After the war he studied at the Actors Studio in New York City and began getting work in the theater and on TV dramas. Soon enough he was a lean and handsome young star in movies like Picnic (1956, with William Holden) and The Naked and the Dead (1958, based on the war novel by Norman Mailer).
His big break came when he played Lt. John F. Kennedy in the World War II memoir PT-109. (The film came out in 1963, while Kennedy was president.)
In 1968 Robertson starred in Charly (based on the story Flowers for Algernon by Daniel Keyes), playing a mentally disabled man who is briefly and tragically made super-intelligent by an experimental operation. He won the Academy Award as best actor, but held on to the recalcitrant streak that blocked him from joining the first tier of Hollywood stars.
He was effective as a CIA boss in Three Days of the Condor (1973) and took a memorable turn as Hugh Hefner in the Dorothy Stratten biopic Star 80 (1983).

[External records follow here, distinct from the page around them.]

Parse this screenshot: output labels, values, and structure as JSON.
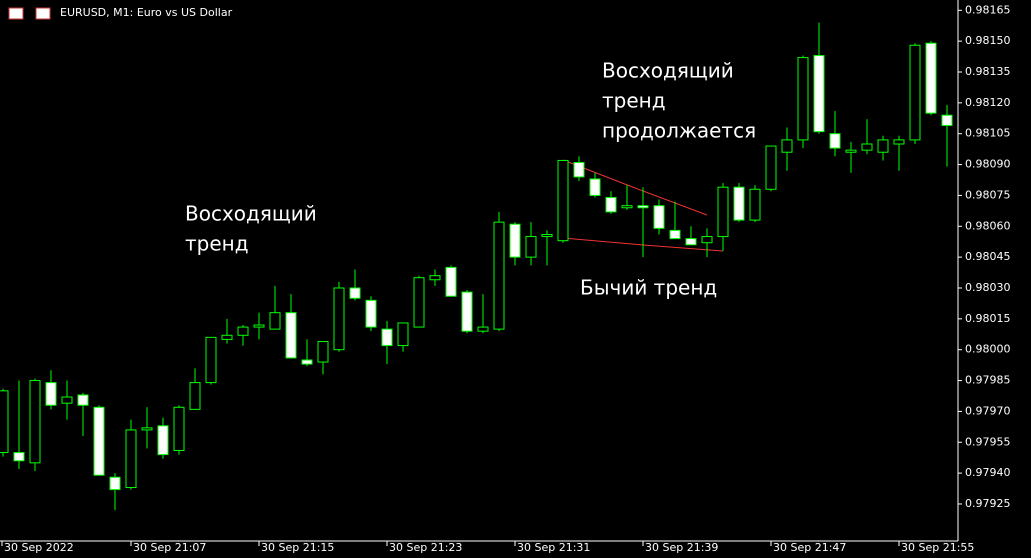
{
  "chart_data": {
    "type": "candlestick",
    "title": "EURUSD, M1:  Euro vs US Dollar",
    "categories": [
      "30 Sep 2022",
      null,
      null,
      null,
      null,
      null,
      null,
      null,
      "30 Sep 21:07",
      null,
      null,
      null,
      null,
      null,
      null,
      null,
      "30 Sep 21:15",
      null,
      null,
      null,
      null,
      null,
      null,
      null,
      "30 Sep 21:23",
      null,
      null,
      null,
      null,
      null,
      null,
      null,
      "30 Sep 21:31",
      null,
      null,
      null,
      null,
      null,
      null,
      null,
      "30 Sep 21:39",
      null,
      null,
      null,
      null,
      null,
      null,
      null,
      "30 Sep 21:47",
      null,
      null,
      null,
      null,
      null,
      null,
      null,
      "30 Sep 21:55",
      null,
      null,
      null
    ],
    "open": [
      0.9795,
      0.9795,
      0.97945,
      0.97984,
      0.97974,
      0.97978,
      0.97972,
      0.97938,
      0.97933,
      0.97961,
      0.97963,
      0.97951,
      0.97971,
      0.97984,
      0.98005,
      0.98007,
      0.98011,
      0.9801,
      0.98018,
      0.97995,
      0.97994,
      0.98,
      0.9803,
      0.98024,
      0.9801,
      0.98002,
      0.98011,
      0.98034,
      0.9804,
      0.98028,
      0.98009,
      0.9801,
      0.98061,
      0.98045,
      0.98055,
      0.98053,
      0.98091,
      0.98083,
      0.98074,
      0.98069,
      0.9807,
      0.9807,
      0.98058,
      0.98054,
      0.98052,
      0.98055,
      0.98079,
      0.98063,
      0.98078,
      0.98096,
      0.98102,
      0.98143,
      0.98105,
      0.98096,
      0.98097,
      0.98096,
      0.981,
      0.98102,
      0.98149,
      0.98114
    ],
    "high": [
      0.97981,
      0.97985,
      0.97986,
      0.9799,
      0.97985,
      0.97979,
      0.97973,
      0.9794,
      0.97966,
      0.97972,
      0.97967,
      0.97973,
      0.97991,
      0.98006,
      0.98015,
      0.98012,
      0.98018,
      0.98031,
      0.98027,
      0.98005,
      0.98004,
      0.98033,
      0.98039,
      0.98026,
      0.98014,
      0.98013,
      0.98036,
      0.98039,
      0.98041,
      0.98029,
      0.98027,
      0.98067,
      0.98062,
      0.98062,
      0.98058,
      0.98092,
      0.98094,
      0.98086,
      0.98077,
      0.9808,
      0.98079,
      0.98073,
      0.98072,
      0.9806,
      0.98059,
      0.98081,
      0.98081,
      0.9808,
      0.98099,
      0.98108,
      0.98143,
      0.98159,
      0.98116,
      0.98101,
      0.98112,
      0.98104,
      0.98104,
      0.98149,
      0.9815,
      0.98119
    ],
    "low": [
      0.97948,
      0.97942,
      0.97941,
      0.97971,
      0.97966,
      0.97958,
      0.97939,
      0.97922,
      0.97932,
      0.97952,
      0.97947,
      0.97949,
      0.97971,
      0.97983,
      0.98003,
      0.98002,
      0.98005,
      0.9801,
      0.97996,
      0.97992,
      0.97988,
      0.97999,
      0.98024,
      0.98009,
      0.97993,
      0.97999,
      0.98011,
      0.98031,
      0.98026,
      0.98008,
      0.98008,
      0.98009,
      0.98041,
      0.98041,
      0.98041,
      0.98052,
      0.98082,
      0.98074,
      0.98066,
      0.98068,
      0.98045,
      0.98056,
      0.98054,
      0.98051,
      0.98045,
      0.98048,
      0.98062,
      0.98062,
      0.98077,
      0.98087,
      0.98098,
      0.98105,
      0.98094,
      0.98086,
      0.98095,
      0.98092,
      0.98087,
      0.981,
      0.98114,
      0.98089
    ],
    "close": [
      0.9798,
      0.97946,
      0.97985,
      0.97973,
      0.97977,
      0.97973,
      0.97939,
      0.97932,
      0.97961,
      0.97962,
      0.97949,
      0.97972,
      0.97984,
      0.98006,
      0.98007,
      0.98011,
      0.98012,
      0.98018,
      0.97996,
      0.97993,
      0.98004,
      0.9803,
      0.98025,
      0.98011,
      0.98002,
      0.98013,
      0.98035,
      0.98036,
      0.98026,
      0.98009,
      0.98011,
      0.98062,
      0.98045,
      0.98055,
      0.98056,
      0.98092,
      0.98084,
      0.98075,
      0.98067,
      0.9807,
      0.98069,
      0.98059,
      0.98054,
      0.98051,
      0.98055,
      0.98079,
      0.98063,
      0.98078,
      0.98099,
      0.98102,
      0.98142,
      0.98106,
      0.98098,
      0.98097,
      0.981,
      0.98102,
      0.98102,
      0.98148,
      0.98115,
      0.98109
    ],
    "up_color": "#00ff00",
    "down_color": "#ffffff",
    "ylim": [
      0.97907,
      0.9817
    ],
    "yticks": [
      0.98165,
      {
        "value": 0.9815,
        "label": "0.98150"
      },
      0.98135,
      {
        "value": 0.9812,
        "label": "0.98120"
      },
      0.98105,
      {
        "value": 0.9809,
        "label": "0.98090"
      },
      0.98075,
      {
        "value": 0.9806,
        "label": "0.98060"
      },
      0.98045,
      {
        "value": 0.9803,
        "label": "0.98030"
      },
      0.98015,
      {
        "value": 0.98,
        "label": "0.98000"
      },
      0.97985,
      {
        "value": 0.9797,
        "label": "0.97970"
      },
      0.97955,
      {
        "value": 0.9794,
        "label": "0.97940"
      },
      0.97925
    ],
    "annotations": [
      {
        "lines": [
          "Восходящий",
          "тренд"
        ]
      },
      {
        "lines": [
          "Восходящий",
          "тренд",
          "продолжается"
        ]
      },
      {
        "lines": [
          "Бычий тренд"
        ]
      }
    ]
  }
}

His 1980s were mostly about TV for Cliff Robertson: he had a recurring role on Falcon Crest and played Henry Ford in the 1987 TV movie Ford: The Man and the Machine. In 2002 he made a comeback of sorts, playing the gentle but doomed Uncle Ben in the movie Spider-Man. Robertson also dabbled in directing, most notably directing himself in the 1972 rodeo film J.W. Coop.
Cliff Robertson was a flying enthusiast and liked to restore planes from World Wars I and II… Robertson was married to Cynthia Stone from 1957 until their divorce in 1960; they had one daughter, Stephanie. Robertson then was married to Dina Merrill from 1966 until their divorce in 1989; they had one daughter, Heather. Cynthia Stone was the ex-wife of actor Jack Lemmon, and Merrill the wealthy daughter of financier E.F. Hutton and heiress Marjorie Meriweather Post… Cliff Robertson co-starred in Brainstorm, which was Natalie Wood‘s last film… 1969, the year in which Robertson was awarded the Oscar, was also the year that Barbra Streisand and Katharine Hepburn shared the Oscar for best actress… Robertson played the gunfighter-villain Shame on two episodes of the farcical 1960s TV series Batman… He also played The Big Kahuna, the beloved veteran surfer dude, in Gidget (1959).